Advertised as a “fresh, funny and frank new musical”, writer and director Georgie Botham achieves just that in her original work How to Use a Washing Machine which premiered at the North Wall Arts Centre this week before it heads to Theatre 503, the Greater Manchester Fringe and the Edinburgh Fringe Festival later this summer.
The play follows siblings James and Cass as they return to their childhood home after receiving their first real dose of adult life. On the surface, these characters could not be more different.
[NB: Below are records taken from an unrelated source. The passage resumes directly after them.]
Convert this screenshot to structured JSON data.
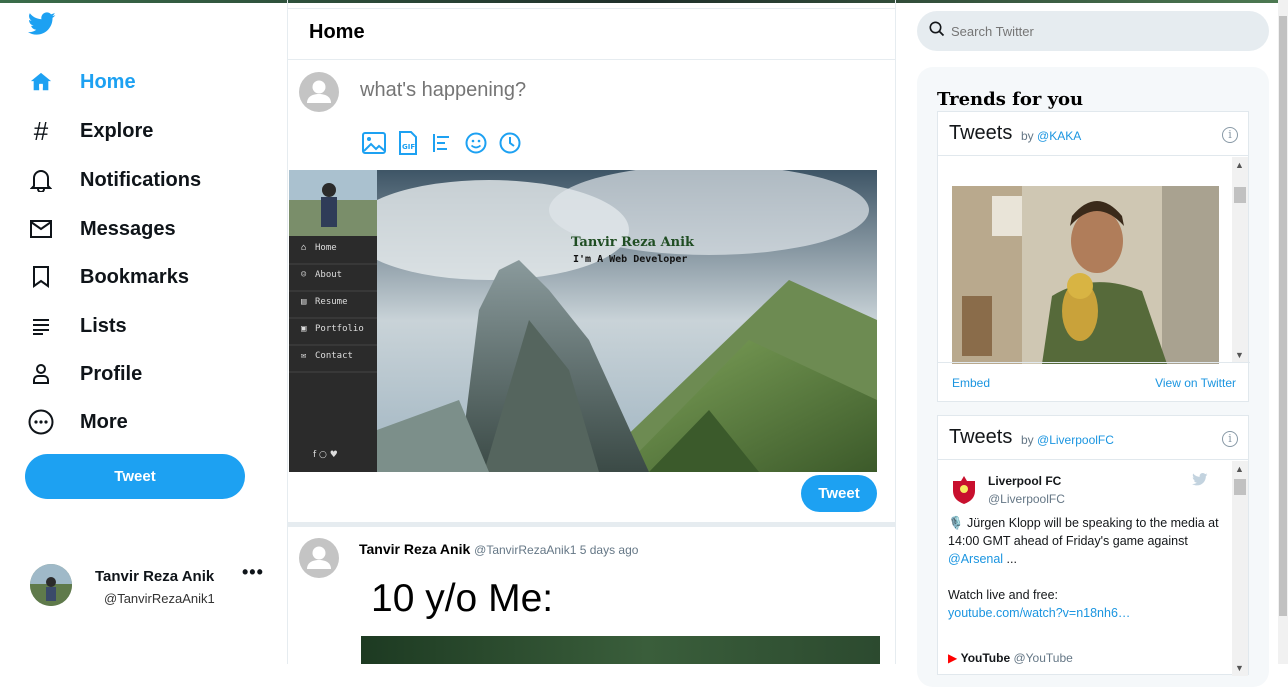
{
  "app": {
    "brand_color": "#1da1f2"
  },
  "sidebar": {
    "logo": "twitter-bird-icon",
    "items": [
      {
        "label": "Home",
        "icon": "home-icon",
        "active": true
      },
      {
        "label": "Explore",
        "icon": "hashtag-icon"
      },
      {
        "label": "Notifications",
        "icon": "bell-icon"
      },
      {
        "label": "Messages",
        "icon": "envelope-icon"
      },
      {
        "label": "Bookmarks",
        "icon": "bookmark-icon"
      },
      {
        "label": "Lists",
        "icon": "list-icon"
      },
      {
        "label": "Profile",
        "icon": "person-icon"
      },
      {
        "label": "More",
        "icon": "more-circle-icon"
      }
    ],
    "tweet_button": "Tweet",
    "user": {
      "name": "Tanvir Reza Anik",
      "handle": "@TanvirRezaAnik1",
      "more": "•••"
    }
  },
  "main": {
    "title": "Home",
    "compose": {
      "placeholder": "what's happening?",
      "icons": [
        "image-icon",
        "gif-icon",
        "poll-icon",
        "emoji-icon",
        "schedule-icon"
      ],
      "submit": "Tweet",
      "media": {
        "site_name": "Tanvir Reza Anik",
        "site_tagline": "I'm A Web Developer",
        "site_nav": [
          "Home",
          "About",
          "Resume",
          "Portfolio",
          "Contact"
        ]
      }
    },
    "post": {
      "name": "Tanvir Reza Anik",
      "handle_time": "@TanvirRezaAnik1 5 days ago",
      "text": "10 y/o Me:"
    }
  },
  "right": {
    "search": {
      "placeholder": "Search Twitter"
    },
    "trends_title": "Trends for you",
    "embeds": [
      {
        "title": "Tweets",
        "by": "by",
        "account": "@KAKA",
        "footer_left": "Embed",
        "footer_right": "View on Twitter"
      },
      {
        "title": "Tweets",
        "by": "by",
        "account": "@LiverpoolFC",
        "tweet": {
          "name": "Liverpool FC",
          "handle": "@LiverpoolFC",
          "line1": "🎙️ Jürgen Klopp will be speaking to the media at 14:00 GMT ahead of Friday's game against",
          "mention": "@Arsenal",
          "ellipsis": " ...",
          "line2": "Watch live and free:",
          "link": "youtube.com/watch?v=n18nh6…",
          "next_name": "YouTube",
          "next_handle": "@YouTube"
        }
      }
    ]
  }
}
James, the self-proclaimed “boring success” bickers consistently throughout the play with the sister he describes as an “arty failure”. Packing up their childhood belongings exposes the similarities between the two, however, as they both lament unrealised dreams from their youth (becoming a ballet dancer for James and being a successful artist for Cass) and the struggles of adulthood.
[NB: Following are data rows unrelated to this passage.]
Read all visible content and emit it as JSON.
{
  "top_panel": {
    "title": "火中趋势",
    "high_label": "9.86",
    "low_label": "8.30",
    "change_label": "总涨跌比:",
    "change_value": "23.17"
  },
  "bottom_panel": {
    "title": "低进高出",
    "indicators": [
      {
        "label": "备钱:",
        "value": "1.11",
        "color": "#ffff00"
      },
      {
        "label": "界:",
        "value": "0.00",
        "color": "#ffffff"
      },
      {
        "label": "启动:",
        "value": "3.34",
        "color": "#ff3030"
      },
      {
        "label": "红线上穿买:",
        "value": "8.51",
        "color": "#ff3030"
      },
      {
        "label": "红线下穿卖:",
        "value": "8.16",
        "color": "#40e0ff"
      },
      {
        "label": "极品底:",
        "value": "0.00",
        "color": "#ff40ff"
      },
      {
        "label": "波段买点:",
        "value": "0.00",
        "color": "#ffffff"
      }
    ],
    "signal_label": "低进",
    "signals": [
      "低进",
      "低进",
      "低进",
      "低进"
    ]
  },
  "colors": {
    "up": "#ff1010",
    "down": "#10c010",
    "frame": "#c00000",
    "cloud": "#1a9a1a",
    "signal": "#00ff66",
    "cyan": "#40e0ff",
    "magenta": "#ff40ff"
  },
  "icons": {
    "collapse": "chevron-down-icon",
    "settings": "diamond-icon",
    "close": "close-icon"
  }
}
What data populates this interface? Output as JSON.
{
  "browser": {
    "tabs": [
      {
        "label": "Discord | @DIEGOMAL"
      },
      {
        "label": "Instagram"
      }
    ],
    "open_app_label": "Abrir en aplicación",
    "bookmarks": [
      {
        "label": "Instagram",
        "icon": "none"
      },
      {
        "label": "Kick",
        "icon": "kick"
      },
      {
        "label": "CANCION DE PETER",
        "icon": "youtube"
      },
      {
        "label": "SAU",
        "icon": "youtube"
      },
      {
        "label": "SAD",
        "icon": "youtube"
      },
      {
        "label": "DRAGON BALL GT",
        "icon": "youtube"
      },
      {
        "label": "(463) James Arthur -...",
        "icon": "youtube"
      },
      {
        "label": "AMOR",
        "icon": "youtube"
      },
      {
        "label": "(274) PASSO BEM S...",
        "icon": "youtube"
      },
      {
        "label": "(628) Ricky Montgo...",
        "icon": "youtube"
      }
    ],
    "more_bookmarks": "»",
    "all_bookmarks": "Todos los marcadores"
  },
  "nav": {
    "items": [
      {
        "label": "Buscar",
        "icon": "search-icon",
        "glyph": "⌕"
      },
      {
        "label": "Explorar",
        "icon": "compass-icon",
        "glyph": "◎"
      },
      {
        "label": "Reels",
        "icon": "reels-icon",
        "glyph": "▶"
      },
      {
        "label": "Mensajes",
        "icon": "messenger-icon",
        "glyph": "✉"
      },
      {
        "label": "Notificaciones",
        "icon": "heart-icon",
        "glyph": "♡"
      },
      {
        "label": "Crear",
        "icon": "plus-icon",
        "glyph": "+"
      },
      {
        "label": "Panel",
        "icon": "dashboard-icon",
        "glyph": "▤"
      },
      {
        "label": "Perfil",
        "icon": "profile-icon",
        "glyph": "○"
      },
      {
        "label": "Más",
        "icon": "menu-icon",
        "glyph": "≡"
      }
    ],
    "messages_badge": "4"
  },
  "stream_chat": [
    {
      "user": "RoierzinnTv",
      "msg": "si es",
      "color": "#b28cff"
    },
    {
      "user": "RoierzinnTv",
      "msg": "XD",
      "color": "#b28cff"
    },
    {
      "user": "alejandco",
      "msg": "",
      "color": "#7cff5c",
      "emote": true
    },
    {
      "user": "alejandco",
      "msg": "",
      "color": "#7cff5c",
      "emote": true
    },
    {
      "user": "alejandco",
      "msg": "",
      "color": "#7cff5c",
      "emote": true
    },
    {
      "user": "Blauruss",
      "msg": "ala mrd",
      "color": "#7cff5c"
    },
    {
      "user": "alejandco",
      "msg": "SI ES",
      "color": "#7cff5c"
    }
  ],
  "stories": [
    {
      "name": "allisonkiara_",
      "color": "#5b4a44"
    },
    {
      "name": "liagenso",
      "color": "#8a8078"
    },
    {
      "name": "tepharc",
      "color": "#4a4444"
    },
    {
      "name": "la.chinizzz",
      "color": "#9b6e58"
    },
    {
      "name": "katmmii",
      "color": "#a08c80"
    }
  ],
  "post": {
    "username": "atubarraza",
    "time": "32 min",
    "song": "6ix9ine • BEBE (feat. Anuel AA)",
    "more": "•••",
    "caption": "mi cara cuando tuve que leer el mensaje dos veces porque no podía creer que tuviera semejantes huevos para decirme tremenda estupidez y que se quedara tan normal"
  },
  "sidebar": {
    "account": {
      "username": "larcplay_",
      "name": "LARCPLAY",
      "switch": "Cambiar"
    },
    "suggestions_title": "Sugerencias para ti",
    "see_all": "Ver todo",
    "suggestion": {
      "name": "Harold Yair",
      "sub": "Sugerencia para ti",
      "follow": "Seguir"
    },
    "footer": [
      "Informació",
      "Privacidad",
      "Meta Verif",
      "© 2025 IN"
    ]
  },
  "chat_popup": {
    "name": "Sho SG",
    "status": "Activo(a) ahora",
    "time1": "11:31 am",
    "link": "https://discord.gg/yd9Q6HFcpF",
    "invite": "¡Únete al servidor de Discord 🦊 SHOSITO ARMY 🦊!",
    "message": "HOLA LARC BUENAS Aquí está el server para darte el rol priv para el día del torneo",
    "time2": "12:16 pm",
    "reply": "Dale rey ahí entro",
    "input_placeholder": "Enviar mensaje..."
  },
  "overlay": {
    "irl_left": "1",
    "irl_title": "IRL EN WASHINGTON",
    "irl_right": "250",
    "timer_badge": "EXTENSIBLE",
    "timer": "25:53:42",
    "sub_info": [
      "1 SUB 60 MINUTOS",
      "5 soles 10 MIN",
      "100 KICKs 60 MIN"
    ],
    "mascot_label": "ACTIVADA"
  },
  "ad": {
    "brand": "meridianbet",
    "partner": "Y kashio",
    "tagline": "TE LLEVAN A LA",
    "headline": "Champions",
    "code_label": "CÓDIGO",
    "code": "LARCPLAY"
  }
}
Perhaps it was opening-night jitters but the beginning was not as sharp as it could have been; at one point it was unclear if Cass was voicing the mother and some of the joint lines were a little out of time. These are minor points though and the show quickly warmed up. Both Moulton as Cass and Winter as James proceeded to fulfil the requirements of the roles and they should take pride in their convincing performances. It is vital in a two-man musical consisting of dialogue, long monologues, solos and duets to have a cast that is strong and compelling both in terms of acting and singing. Moulton and Winter demonstrated superbly not only the characters’ individual depth but also the many layers involved in a sibling relationship. Beyond the basic level of verbal sparring and mocking (with Moulton singing at points in a babyish voice) a real sense of fun was established. Sharing anecdotes, prompted by grabbing various items from a box, and dancing around the stage together lifted the pace successfully and the piggyback ride conveyed a still-present sibling juvenility. Winter and Moulton also deserve credit for their tender moments in which the audience could palpably feel their intense care for one another. Winter as James in particular demonstrated this through an earnest soliloquy in which the character reveals his “dullness” is to act as a steadying force for the unstable Cass.
The highlight of the show has to be the number after which the show is named. Cass’s first solo song of ‘How Do You Use a Washing Machine?’ is fast-paced and chaotic just like the character. The desperation of being incapable of getting to grips with this ‘adult thing’ is certainly relatable to students on the cusp of entering the real adult world. Moulton injected the right energy into this song as the spunky and angsty Cass by interacting with the audience in a despairing bid to find out how to sort colours in the wash. The decision to stage the musical in thrust was particularly fitting for this number and the use of a bubble machine was the cherry on the cake of an entertaining performance, with Cass running away from the soap bubbles of responsibility.
It is often hard to strike the right tone in student comedy but Botham’s script and score are full of witticisms that are genuinely amusing and so the play maintains a light-hearted energy throughout. Lines such as “Banker – reason why it rhymes with…” and the revelation that James and Cass’s dad is on Tinder provoked laughs from an amused audience. The actors are accompanied by a talented string quartet and it suffices to say that the score created by Joe Winter enhances the changing moods perfectly. A memorable instance comes in the transition between the overwhelming madness of Cass’s ‘How Do You Use a Washing Machine?’ song and James’s entrance; the fast-paced music slows and has a distinctly classical tone to fit with the “dull” character he has become.
Although the plot was at times predictable and the anxieties of both characters exposed later in the play could have done with slightly more development, Botham’s musical is an enjoyable piece of theatre that I would recommend to anyone looking to spend a light-hearted hour. I am confident that this will go down well at the Edinburgh Fringe and I wish SLAM Theatre’s production the best with their future runs.